U.S. Ambassador Richard Holbrooke said the Indonesian government should be given the opportunity to handle the matter itself. However, he added, if "it is unable to do so, they should expect the pressure...to increase continually and dramatically. But the United States government is not at the point yet of taking a position on this important report."

Non-governmental supporters of East Timorese independence have doubts that Jakarta can follow through on the recommendations of the national report.

That charges were made against the military "shows real progress," said John M. Miller, the spokesperson for East Timor Action Network, but "national law at this point is unclear."

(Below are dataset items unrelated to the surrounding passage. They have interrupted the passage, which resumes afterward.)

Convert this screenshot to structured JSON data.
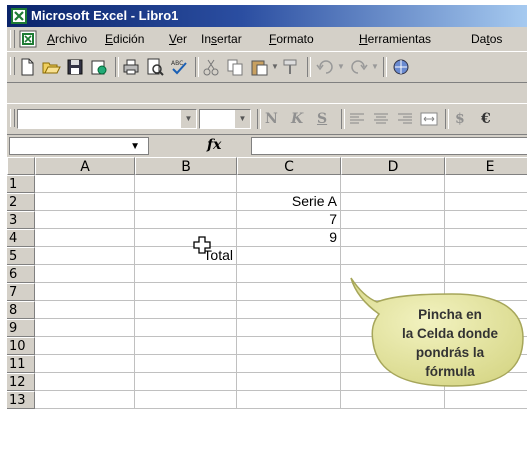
{
  "window": {
    "title": "Microsoft Excel - Libro1"
  },
  "menu": [
    {
      "label": "Archivo"
    },
    {
      "label": "Edición"
    },
    {
      "label": "Ver"
    },
    {
      "label": "Insertar"
    },
    {
      "label": "Formato"
    },
    {
      "label": "Herramientas"
    },
    {
      "label": "Datos"
    }
  ],
  "toolbar": {
    "standard_icons": [
      "new-icon",
      "open-icon",
      "save-icon",
      "permissions-icon",
      "print-icon",
      "print-preview-icon",
      "spelling-icon",
      "cut-icon",
      "copy-icon",
      "paste-icon",
      "format-painter-icon",
      "undo-icon",
      "redo-icon",
      "hyperlink-icon"
    ],
    "format_letters": {
      "bold": "N",
      "italic": "K",
      "underline": "S",
      "currency": "$",
      "euro": "€"
    }
  },
  "formula_bar": {
    "name_box": "",
    "fx_label": "fx",
    "content": ""
  },
  "grid": {
    "columns": [
      "A",
      "B",
      "C",
      "D",
      "E"
    ],
    "rows": [
      "1",
      "2",
      "3",
      "4",
      "5",
      "6",
      "7",
      "8",
      "9",
      "10",
      "11",
      "12",
      "13"
    ],
    "cells": {
      "C2": "Serie A",
      "C3": "7",
      "C4": "9",
      "B5": "Total"
    }
  },
  "callout": {
    "lines": [
      "Pincha en",
      "la Celda donde",
      "pondrás la",
      "fórmula"
    ],
    "color": "#e8e8a6"
  },
  "colors": {
    "title_bar": "#0a246a",
    "chrome": "#d4d0c8",
    "excel_green": "#1e7b34"
  }
}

"They are in the process of establishing a human rights court" but it will not deal with past abuses. The Indonesian judiciary "is not yet independent...There are questions of independence and fairness," he said.

"If justice is delayed long enough, it is justice denied for East Timor, " Miller said.

In addition, Miller argued that this is not only an Indonesian matter, but an international one since the violence was "an attempt to overturn an internationally supervised referendum."

In East Timor itself, an autonomous judiciary was only established last week. But there are reports that the first indictment of a militia leader will be handed down shortly.